A move to intensify regulations on a key air quality marker has all the makings of a disaster for small businesses and rural communities.

Usually, when the Environmental Protection Agency proposes new air quality rules, the groups for the new proposal and those against it are fairly predictable. 

A new proposal to tighten air quality rules ahead of the standard regulatory schedule, though, is uniting some interesting bedfellows given the proposed rule’s far-reaching and potentially severe unintended consequences. A multitude of industry groups, individual companies, and even individuals representing such widely diverse interests as agriculture, financial and business services, logistics and trade, and energy are opposed to making the rule on PM2.5 – a fine particulate matter – tougher.


Unfortunately, this is another example of a politically motivated regulatory process with strong economic drivers wrapped up in the fallout of these decisions. 

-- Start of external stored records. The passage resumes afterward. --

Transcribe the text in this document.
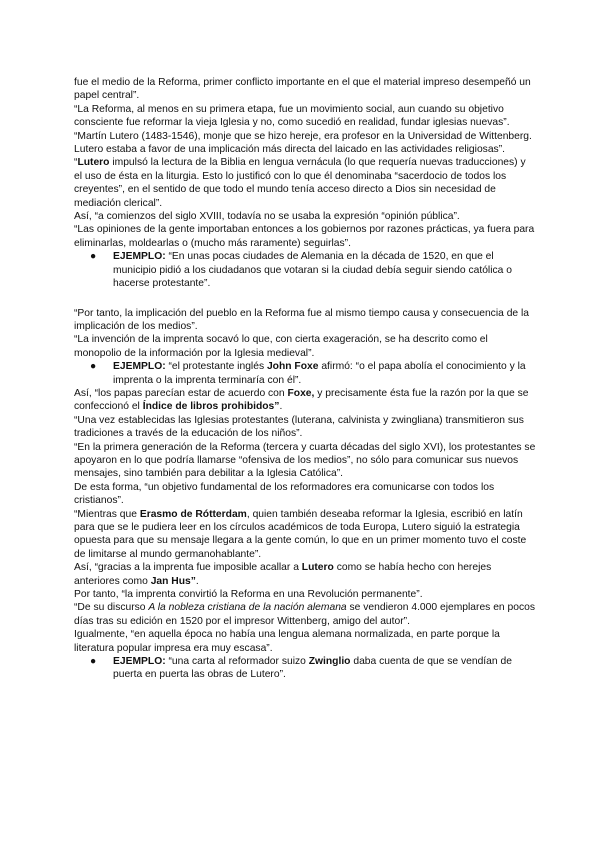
fue el medio de la Reforma, primer conflicto importante en el que el material impreso desempeñó un papel central”.

“La Reforma, al menos en su primera etapa, fue un movimiento social, aun cuando su objetivo consciente fue reformar la vieja Iglesia y no, como sucedió en realidad, fundar iglesias nuevas”.

“Martín Lutero (1483-1546), monje que se hizo hereje, era profesor en la Universidad de Wittenberg. Lutero estaba a favor de una implicación más directa del laicado en las actividades religiosas”.

“Lutero impulsó la lectura de la Biblia en lengua vernácula (lo que requería nuevas traducciones) y el uso de ésta en la liturgia. Esto lo justificó con lo que él denominaba “sacerdocio de todos los creyentes”, en el sentido de que todo el mundo tenía acceso directo a Dios sin necesidad de mediación clerical”.

Así, “a comienzos del siglo XVIII, todavía no se usaba la expresión “opinión pública”.

“Las opiniones de la gente importaban entonces a los gobiernos por razones prácticas, ya fuera para eliminarlas, moldearlas o (mucho más raramente) seguirlas”.

● EJEMPLO: “En unas pocas ciudades de Alemania en la década de 1520, en que el municipio pidió a los ciudadanos que votaran si la ciudad debía seguir siendo católica o hacerse protestante”.

“Por tanto, la implicación del pueblo en la Reforma fue al mismo tiempo causa y consecuencia de la implicación de los medios”.

“La invención de la imprenta socavó lo que, con cierta exageración, se ha descrito como el monopolio de la información por la Iglesia medieval”.

● EJEMPLO: “el protestante inglés John Foxe afirmó: “o el papa abolía el conocimiento y la imprenta o la imprenta terminaría con él”.

Así, “los papas parecían estar de acuerdo con Foxe, y precisamente ésta fue la razón por la que se confeccionó el Índice de libros prohibidos”.

“Una vez establecidas las Iglesias protestantes (luterana, calvinista y zwingliana) transmitieron sus tradiciones a través de la educación de los niños”.

“En la primera generación de la Reforma (tercera y cuarta décadas del siglo XVI), los protestantes se apoyaron en lo que podría llamarse “ofensiva de los medios”, no sólo para comunicar sus nuevos mensajes, sino también para debilitar a la Iglesia Católica”.

De esta forma, “un objetivo fundamental de los reformadores era comunicarse con todos los cristianos”.

“Mientras que Erasmo de Rótterdam, quien también deseaba reformar la Iglesia, escribió en latín para que se le pudiera leer en los círculos académicos de toda Europa, Lutero siguió la estrategia opuesta para que su mensaje llegara a la gente común, lo que en un primer momento tuvo el coste de limitarse al mundo germanohablante”.

Así, “gracias a la imprenta fue imposible acallar a Lutero como se había hecho con herejes anteriores como Jan Hus”.

Por tanto, “la imprenta convirtió la Reforma en una Revolución permanente”.

“De su discurso A la nobleza cristiana de la nación alemana se vendieron 4.000 ejemplares en pocos días tras su edición en 1520 por el impresor Wittenberg, amigo del autor”.

Igualmente, “en aquella época no había una lengua alemana normalizada, en parte porque la literatura popular impresa era muy escasa”.

● EJEMPLO: “una carta al reformador suizo Zwinglio daba cuenta de que se vendían de puerta en puerta las obras de Lutero”.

I am not writing to quibble with any Administration’s ideology. I am writing because a short-sighted and uncertain regulatory process can seriously jeopardize businesses at a time when many are still recovering from the pandemic. The current business climate is loaded with uncertainty – in their supply chains, in their workforce, in their customers’ ability to buy their products, and, ultimately, in future capital investment. 

We agree that cleaner air is a vital goal to work towards, and we support efforts to achieve those goals. In fact, the EPA’s own data cites our nation’s air quality has improved more than 30% over the last two decades. However, as we look toward future improvement, we must strike a balance between new regulations and supporting economic development, particularly in agriculture. 

The ag sector was incredibly hard-hit in the pandemic. Strict health protocols coupled with a near-collapse of supply chains and global instability made for a potent hit on an industry that runs on thin margins. Controlling pollutants kicked up by agricultural activities are a unique challenge. Fine particulates sent into the air by animals, spreading fertilizer, or even moving farm and ranch equipment can exacerbate air pollutant emissions.

California’s farmers and ranchers take seriously their responsibility to control emissions and work to comply with related state and federal regulations. But they need elected officials and regulatory agencies to take equally seriously the protection of our agriculture interests.

It’s often said about regulations: as California goes, so goes the nation. Our businesses already face some of the strictest air quality regulations in the nation. It’s right that we protect our vast and diverse natural resources, but the EPA’s proposal will undermine economic growth in the state. 

Over the last couple of years, the federal government has made historic investments into infrastructure to repair and modernize roads, bridges, and water systems that are badly in need of resources. Making the PM2.5 rules more stringent right now could make it harder for projects to clear the various permitting hurdles, which will have unintended consequences up and down the supply chain. 

Our manufacturers already operate under some of the strongest environmental performance standards in the world, but pushing stricter regulations ahead of schedule jeopardizes not only traditional manufacturing but also the clean-energy projects that are trying to come online. 

It is reasonable to examine our nation’s air quality and work to improve it, but it is unreasonable to enact politically motivated regulations that have far-reaching economic consequences across a diverse set of industries and communities. The EPA’s current proposed rule change to PM2.5 is the wrong path to take.